1) from the /23 part, you generate the subnet mask. This is an unsigned 32 bit integer with the 23 upmost bits set.
Thanks! I’ve choosen another path though.
I’m not converting the IP’s to serials and then do a more then less then comparison between the source ip.
This will be implemented in the next major version which ‘might’ come in a month or so.
1,000,000 spams stopped and counting!
Hi Chris, just thought I’d pop you a quick note. We’ve got the registered version running on a dozen or so servers now – just on our 8 top servers we have prevented over 1,000,000 spam emails reaching the servers.
As for the latest (couple of days ago) Trojan that is trying to spread by email – well, all we’ve noticed is the greylist logs are a little bigger.
Thank-you very much for your wonderfull tool: it really works as expecded stopping tons of spam mails per day.
Can this be configured so that it only works on one domain? As I host mail, I do not want to annoy customers while I test this.
Heyden Kirk: Unfortunately not. The next version (2.0) which is still under development will have a function for ‘learning’. This means that it does all the processing while no mails are blocked so that the filter gets to know you senders email patterns.
I had a slight issue with the greylist program recently, it was running amazing for about a week and then all of a sudden it stopped allowing email to get through. I disabled and then re-enabled to see if that made a difference, disabled, deleted the directory downloaded a new copy and started it up and same thing, full blocking of all email to the server. Is there anything I can check because while it worked, it ran like a champ.
Problem is, in this way i am not able to identify the original user who is sending email to my gmail account. For example if Sue at sue@hotmail.com sends an email to my gmail account and it gets forwarded to my test domain account it will have the same format in the database as i mentioned earlier. Since from the database i would never know that email came from Sue, what would be the way to identify the original user of the email?
My guess was that since my gmail account is already been whitelisted, when Sue sends me an email it really dosent matter if i whitelist her email separately because my gmail account is already in the whitelist.
I apologize if my language here is a bit confusing. Any help on this would be appreciated. I would love to implement this in my real environment.
I have problem to get e-mail through while having greylist enabled. I am running version 1.3.1.
I have tried disable and then enable it again. I don’t know what to do. I have also tried download a new copy.
Greylist have worked great for about 6 months, but now something have happened.
I have had some problems with this on certain customers servers. Here are some tips to help those of you in trouble.
After creating a database and enabling the Greylist sink, sometimes all mail will be blocked. Greylist admin will also report nothing.
There is another problem where you have run the enable command too many times. This creates more than one sink. I have found this to be a huge problem and not even realising it.
Hi. Just added this great tool to a site. It look fine, but i realized after 1-2 hours that it was not so happy to talk to some mail servers. In the log it said “SMTP – 250”, but on the sending server it said “host dropped connection”. I tried everything of the above things.
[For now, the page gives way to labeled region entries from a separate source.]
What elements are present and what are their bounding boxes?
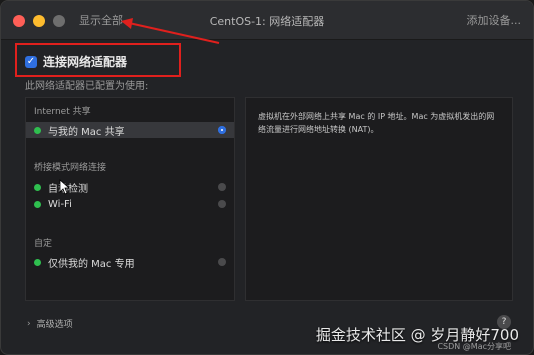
description-panel: 虚拟机在外部网络上共享 Mac 的 IP 地址。Mac 为虚拟机发出的网络流量进…: [245, 97, 513, 301]
option-wifi[interactable]: Wi-Fi: [26, 196, 234, 212]
option-private-to-mac[interactable]: 仅供我的 Mac 专用: [26, 254, 234, 270]
config-label: 此网络适配器已配置为使用:: [25, 81, 149, 92]
description-text: 虚拟机在外部网络上共享 Mac 的 IP 地址。Mac 为虚拟机发出的网络流量进…: [258, 112, 495, 134]
advanced-options-toggle[interactable]: › 高级选项: [27, 317, 73, 331]
option-label: Wi-Fi: [48, 198, 72, 210]
mouse-cursor-icon: [59, 179, 71, 195]
radio-icon[interactable]: [218, 200, 226, 208]
window-title: CentOS-1: 网络适配器: [209, 15, 325, 28]
option-autodetect[interactable]: 自动检测: [26, 179, 234, 195]
network-options-list: Internet 共享 与我的 Mac 共享 桥接模式网络连接 自动检测 Wi-…: [25, 97, 235, 301]
title-bar: 显示全部 CentOS-1: 网络适配器 添加设备...: [1, 1, 533, 40]
radio-icon[interactable]: [218, 258, 226, 266]
annotation-highlight-box: [15, 43, 181, 77]
settings-window: 显示全部 CentOS-1: 网络适配器 添加设备... ✓ 连接网络适配器 此…: [0, 0, 534, 355]
radio-icon[interactable]: [218, 183, 226, 191]
csdn-watermark: CSDN @Mac分享吧: [437, 342, 511, 351]
radio-selected-icon[interactable]: [218, 126, 226, 134]
section-header-bridge: 桥接模式网络连接: [34, 163, 107, 173]
chevron-right-icon: ›: [27, 318, 31, 329]
section-header-internet: Internet 共享: [34, 107, 91, 117]
section-header-custom: 自定: [34, 239, 53, 249]
status-dot-icon: [34, 258, 41, 266]
option-label: 与我的 Mac 共享: [48, 126, 125, 138]
status-dot-icon: [34, 183, 41, 191]
status-dot-icon: [34, 126, 41, 134]
option-label: 仅供我的 Mac 专用: [48, 258, 135, 270]
advanced-options-label: 高级选项: [36, 320, 73, 330]
option-share-with-mac[interactable]: 与我的 Mac 共享: [26, 122, 234, 138]
add-device-button[interactable]: 添加设备...: [467, 12, 522, 28]
status-dot-icon: [34, 200, 41, 208]
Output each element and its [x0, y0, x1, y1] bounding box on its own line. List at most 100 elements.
At last i had to drop using it. Any ideas ??
P.S. Really sorry about that because greylisting i a smashing good techique.
I also noticed that messages with status 250 in log file are dropped.
has someone any ideas to fix this bug ?
This mails are “return receipt, delivered or read messages” and JEPs are blocking this messages.
I think that is a huge bug.
Lars: Regarding the ‘interesting problem’; it’s not a lot message you see, but the autowhitelist in action.
When you have it active then when a outbound mail is sent, then the recipient email address gets added to the inbound sender whitelist. This gets logged in the listener like that.
After x hours then the sender email address gets automatically removed.
Thus, not a bug – it’s a feature.
I would just like to say thanks for taking the time to write one of the most amazing programs I’ve ever seen.
I’m planning on registering our copy as soon as I can get it approved.
I have just installed this on a server running 2003 and Exchange 2003. Emails are coming straight in from everywhere with no delay at all. he system is also running Symantec’s Mail Security for Exchange, do I need to uninstall this first?? Also, when I telnet to port 25 on the server it still appears that Exchange service is listening, should the SMTP banner look different?
Seems like it’s not activated. Have you enabled it?
Normally Greylist works fine with other spam products, but ofcourse there’s no guarantee. I know that other people use Symantec’s products together with Greylist.
The banner should not change as it’s not replacing the IIS SMTP service.
More questions? –> Look in the Greylist forum.
You rock! Thanks for the great tool. A solid Directory Harvesting Attack killer is what I was looking for.